Waldorf schools: no place for Nazis!

By Angelika Lonnemann, January 2023

Some people who are politically far to the right believe that Waldorf schools would be the right schools for their children. Or that they would be the right places where they could work unimpeded as people with right-wing convictions.

When I first heard about such phenomena, I was dismayed, outraged and ashamed. After all, my image of Waldorf schools until then had been completely different. For me, Waldorf schools were places in contradiction to the right – namely places where teachers looked at and taught pupils with a very special, respectful and humanistic view. Where children were not judged by their performance, where children of all nations and religious affiliations, with or without support needs, were welcome. Where people wanted to make decisions through direct democracy, without leaders. And where people have also been taking action on food in a regional and sustainable way for decades.

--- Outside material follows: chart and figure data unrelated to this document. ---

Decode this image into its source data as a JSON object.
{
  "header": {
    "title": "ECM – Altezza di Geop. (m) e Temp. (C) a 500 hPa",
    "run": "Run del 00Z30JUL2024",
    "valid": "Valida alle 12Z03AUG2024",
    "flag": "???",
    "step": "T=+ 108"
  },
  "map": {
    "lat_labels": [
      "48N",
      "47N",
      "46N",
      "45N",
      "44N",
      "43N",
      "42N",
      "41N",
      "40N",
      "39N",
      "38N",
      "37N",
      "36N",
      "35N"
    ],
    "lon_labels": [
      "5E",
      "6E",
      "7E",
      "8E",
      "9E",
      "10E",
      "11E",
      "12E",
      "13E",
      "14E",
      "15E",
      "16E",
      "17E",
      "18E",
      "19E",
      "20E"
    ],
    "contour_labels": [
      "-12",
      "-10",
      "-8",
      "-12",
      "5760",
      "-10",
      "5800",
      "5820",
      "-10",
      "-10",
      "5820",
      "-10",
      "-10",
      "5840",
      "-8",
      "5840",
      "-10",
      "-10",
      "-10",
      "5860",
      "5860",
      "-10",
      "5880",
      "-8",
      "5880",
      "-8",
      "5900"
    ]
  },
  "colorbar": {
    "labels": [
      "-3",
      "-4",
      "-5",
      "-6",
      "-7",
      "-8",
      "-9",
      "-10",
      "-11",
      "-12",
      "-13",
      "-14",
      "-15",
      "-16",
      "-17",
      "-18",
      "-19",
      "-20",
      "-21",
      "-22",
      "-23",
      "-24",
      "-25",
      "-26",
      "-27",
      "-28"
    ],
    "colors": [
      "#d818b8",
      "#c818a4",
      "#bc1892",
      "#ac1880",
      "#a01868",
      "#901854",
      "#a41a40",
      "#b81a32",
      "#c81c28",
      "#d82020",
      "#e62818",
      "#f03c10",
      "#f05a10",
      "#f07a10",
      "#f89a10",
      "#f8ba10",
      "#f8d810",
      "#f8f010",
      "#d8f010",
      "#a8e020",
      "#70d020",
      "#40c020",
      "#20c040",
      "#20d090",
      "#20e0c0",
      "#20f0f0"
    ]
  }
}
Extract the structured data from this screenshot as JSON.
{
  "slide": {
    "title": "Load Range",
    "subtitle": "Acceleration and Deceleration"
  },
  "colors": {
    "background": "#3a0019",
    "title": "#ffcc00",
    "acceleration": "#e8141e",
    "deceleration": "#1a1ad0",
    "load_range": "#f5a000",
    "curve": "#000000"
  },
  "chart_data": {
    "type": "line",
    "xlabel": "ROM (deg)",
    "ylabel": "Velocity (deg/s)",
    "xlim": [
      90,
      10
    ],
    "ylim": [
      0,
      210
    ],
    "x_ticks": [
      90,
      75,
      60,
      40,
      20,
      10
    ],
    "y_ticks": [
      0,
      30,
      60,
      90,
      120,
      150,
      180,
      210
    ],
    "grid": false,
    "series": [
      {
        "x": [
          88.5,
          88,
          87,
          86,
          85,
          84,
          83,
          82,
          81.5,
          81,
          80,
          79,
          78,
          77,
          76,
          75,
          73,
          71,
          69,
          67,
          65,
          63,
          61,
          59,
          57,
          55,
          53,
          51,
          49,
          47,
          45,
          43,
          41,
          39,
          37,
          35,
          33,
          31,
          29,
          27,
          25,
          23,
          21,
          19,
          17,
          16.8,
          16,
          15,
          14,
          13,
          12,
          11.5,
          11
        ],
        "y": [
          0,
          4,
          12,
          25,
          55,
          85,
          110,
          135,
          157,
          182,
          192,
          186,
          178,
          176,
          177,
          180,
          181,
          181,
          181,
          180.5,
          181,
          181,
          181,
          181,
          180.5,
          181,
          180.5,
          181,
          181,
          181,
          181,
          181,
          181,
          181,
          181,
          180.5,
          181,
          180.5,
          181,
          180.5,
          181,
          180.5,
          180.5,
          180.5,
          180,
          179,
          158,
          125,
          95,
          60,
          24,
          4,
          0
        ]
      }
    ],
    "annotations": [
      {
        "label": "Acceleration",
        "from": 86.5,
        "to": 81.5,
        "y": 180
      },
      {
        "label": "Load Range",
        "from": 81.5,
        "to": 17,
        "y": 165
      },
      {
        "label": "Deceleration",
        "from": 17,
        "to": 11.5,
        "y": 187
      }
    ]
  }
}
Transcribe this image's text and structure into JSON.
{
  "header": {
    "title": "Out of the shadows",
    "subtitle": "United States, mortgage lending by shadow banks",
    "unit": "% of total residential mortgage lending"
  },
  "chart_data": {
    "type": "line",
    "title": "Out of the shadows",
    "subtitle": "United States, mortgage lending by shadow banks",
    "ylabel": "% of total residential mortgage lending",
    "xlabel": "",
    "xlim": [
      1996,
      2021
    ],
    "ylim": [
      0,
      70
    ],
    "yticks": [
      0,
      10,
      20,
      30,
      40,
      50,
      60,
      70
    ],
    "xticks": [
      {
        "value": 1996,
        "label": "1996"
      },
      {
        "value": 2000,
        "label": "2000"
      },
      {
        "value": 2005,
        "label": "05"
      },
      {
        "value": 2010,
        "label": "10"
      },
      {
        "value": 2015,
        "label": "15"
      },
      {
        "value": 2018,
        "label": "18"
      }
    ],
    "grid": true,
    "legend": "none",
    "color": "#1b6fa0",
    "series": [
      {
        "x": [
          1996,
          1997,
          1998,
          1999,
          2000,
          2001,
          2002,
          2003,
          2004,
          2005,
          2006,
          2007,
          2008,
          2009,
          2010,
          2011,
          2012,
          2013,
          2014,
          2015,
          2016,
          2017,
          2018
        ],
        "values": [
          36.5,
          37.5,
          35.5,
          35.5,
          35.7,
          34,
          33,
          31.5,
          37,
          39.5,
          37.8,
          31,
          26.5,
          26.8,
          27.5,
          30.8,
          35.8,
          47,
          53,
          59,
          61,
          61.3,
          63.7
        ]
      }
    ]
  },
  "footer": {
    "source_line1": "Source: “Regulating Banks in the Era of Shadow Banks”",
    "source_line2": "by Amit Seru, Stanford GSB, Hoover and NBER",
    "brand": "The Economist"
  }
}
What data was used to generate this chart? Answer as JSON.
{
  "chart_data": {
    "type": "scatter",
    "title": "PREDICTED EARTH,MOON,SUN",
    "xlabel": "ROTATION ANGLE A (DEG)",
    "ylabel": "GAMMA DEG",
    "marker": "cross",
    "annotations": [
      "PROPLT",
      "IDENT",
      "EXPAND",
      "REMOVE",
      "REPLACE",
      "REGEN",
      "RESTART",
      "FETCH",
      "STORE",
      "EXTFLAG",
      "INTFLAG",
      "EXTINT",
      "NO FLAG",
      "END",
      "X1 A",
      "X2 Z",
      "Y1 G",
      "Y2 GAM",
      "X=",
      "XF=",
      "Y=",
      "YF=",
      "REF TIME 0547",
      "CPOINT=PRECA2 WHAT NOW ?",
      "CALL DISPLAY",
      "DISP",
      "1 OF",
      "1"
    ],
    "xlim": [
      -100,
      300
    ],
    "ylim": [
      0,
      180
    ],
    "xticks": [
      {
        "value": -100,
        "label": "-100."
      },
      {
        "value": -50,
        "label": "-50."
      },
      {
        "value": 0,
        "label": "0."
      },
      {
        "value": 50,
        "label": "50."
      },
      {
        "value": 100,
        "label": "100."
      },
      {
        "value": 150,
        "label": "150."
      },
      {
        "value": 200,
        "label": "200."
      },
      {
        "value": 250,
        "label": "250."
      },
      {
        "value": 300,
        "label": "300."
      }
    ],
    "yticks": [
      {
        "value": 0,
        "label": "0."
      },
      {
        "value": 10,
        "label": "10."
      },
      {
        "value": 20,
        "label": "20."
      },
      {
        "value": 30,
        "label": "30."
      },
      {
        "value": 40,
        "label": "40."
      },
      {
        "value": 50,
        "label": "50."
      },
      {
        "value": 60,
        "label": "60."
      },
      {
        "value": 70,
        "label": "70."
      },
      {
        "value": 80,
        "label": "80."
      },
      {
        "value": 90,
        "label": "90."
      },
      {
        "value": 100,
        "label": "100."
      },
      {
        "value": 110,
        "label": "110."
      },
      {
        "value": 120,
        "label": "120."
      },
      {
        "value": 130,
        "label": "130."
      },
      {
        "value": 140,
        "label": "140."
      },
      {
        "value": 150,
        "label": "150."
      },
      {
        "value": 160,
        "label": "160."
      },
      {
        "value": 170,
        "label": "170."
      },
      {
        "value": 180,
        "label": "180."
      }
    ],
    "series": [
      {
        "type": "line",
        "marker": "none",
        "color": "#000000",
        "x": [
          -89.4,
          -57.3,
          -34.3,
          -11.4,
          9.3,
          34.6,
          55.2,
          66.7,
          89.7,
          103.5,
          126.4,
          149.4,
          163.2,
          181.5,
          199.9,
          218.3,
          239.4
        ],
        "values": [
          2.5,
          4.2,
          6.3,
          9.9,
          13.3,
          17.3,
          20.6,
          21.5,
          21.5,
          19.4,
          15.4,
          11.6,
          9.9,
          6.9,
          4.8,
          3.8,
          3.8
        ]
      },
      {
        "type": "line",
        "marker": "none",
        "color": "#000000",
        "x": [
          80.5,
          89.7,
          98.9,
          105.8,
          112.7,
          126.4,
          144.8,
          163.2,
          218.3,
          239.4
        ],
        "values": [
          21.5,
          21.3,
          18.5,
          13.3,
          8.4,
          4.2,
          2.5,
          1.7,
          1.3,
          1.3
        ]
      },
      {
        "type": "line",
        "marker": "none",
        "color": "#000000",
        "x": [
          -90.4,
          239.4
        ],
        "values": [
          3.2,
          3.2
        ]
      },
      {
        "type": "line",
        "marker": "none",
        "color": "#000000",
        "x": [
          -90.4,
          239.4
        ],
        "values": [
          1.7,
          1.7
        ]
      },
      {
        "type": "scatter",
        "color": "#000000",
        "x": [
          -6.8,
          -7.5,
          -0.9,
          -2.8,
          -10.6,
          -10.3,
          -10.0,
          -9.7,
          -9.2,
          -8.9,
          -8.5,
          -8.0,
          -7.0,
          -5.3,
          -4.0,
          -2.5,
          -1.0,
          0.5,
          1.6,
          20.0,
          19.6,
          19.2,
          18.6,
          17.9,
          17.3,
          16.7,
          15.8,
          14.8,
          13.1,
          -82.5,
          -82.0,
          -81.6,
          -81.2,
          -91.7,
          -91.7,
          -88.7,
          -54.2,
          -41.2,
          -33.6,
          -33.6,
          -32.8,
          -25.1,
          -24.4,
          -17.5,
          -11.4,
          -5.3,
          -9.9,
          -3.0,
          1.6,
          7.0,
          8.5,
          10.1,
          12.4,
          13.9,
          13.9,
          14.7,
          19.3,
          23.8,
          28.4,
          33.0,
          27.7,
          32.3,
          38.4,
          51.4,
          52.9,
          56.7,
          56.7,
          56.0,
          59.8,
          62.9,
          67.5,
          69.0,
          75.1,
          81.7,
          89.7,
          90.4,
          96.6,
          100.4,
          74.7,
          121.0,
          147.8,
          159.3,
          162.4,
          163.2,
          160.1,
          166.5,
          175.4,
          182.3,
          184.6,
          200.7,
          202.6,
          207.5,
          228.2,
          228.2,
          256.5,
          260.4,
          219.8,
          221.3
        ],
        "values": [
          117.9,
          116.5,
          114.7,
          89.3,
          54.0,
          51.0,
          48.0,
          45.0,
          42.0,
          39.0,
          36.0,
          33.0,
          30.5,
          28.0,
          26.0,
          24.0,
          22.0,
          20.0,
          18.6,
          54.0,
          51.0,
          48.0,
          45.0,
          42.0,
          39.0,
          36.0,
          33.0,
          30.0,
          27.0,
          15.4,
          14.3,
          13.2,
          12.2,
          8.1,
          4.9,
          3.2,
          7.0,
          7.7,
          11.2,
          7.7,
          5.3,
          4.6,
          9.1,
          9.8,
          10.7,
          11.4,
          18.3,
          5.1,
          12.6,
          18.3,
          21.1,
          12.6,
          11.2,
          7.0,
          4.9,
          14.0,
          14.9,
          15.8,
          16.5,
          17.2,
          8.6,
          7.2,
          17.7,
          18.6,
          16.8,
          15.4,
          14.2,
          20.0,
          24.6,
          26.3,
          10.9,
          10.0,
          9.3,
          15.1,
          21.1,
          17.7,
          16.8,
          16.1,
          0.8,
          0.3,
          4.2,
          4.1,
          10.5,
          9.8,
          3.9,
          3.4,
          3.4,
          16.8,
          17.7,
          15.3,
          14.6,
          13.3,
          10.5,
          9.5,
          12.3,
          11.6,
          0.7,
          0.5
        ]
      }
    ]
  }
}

When in the 1980s I saw the class eight play at the Ulm Waldorf School, where my father taught, the class teacher had given the weakest and most insecure pupil the lead role in The Magic Flute. This unbelievably intense image of trusting the weakest to achieve the greatest and supporting them on their way there was the basis of my enthusiasm for Waldorf education. As a mother of two daughters at a Waldorf school, I later came to know mainly those parents who, like me, were convinced democrats, many of them politically to the left and green.

In this issue we report on attacks by right-wing people and institutions who want to claim Waldorf schools and Rudolf Steiner as their own. Even though – compared to the majority of all Waldorf teachers, staff and parents – they are a very small minority, we want to call it out and urge vigilance. And clearly declare that we will not tolerate it. We, that is the editors of Erziehungskunst, the advisory board and our publisher, the German Association of Waldorf Schools.

The Anthroposophical Society in June 2022 commemorated an assassination attempt on Rudolf Steiner by right-wing extremists. In May 1922, a group of right-wing extremists and National Socialists in Munich attempted to kill Steiner with close combat weapons. Only through the “courageous intervention of some friends” could Steiner be protected.

Steiner was regarded in right-wing circles as an agent of international Jewry and a stooge of Bolshevism. There is therefore no justification for placing anthroposophical philosophy and thus Waldorf education close to right-wing ideas.

Standing up against Nazis, naming and denouncing racism is human, democratic and necessary. Please join us and stand up against dehumanising propaganda, violence and nationalism. Let us stay alert!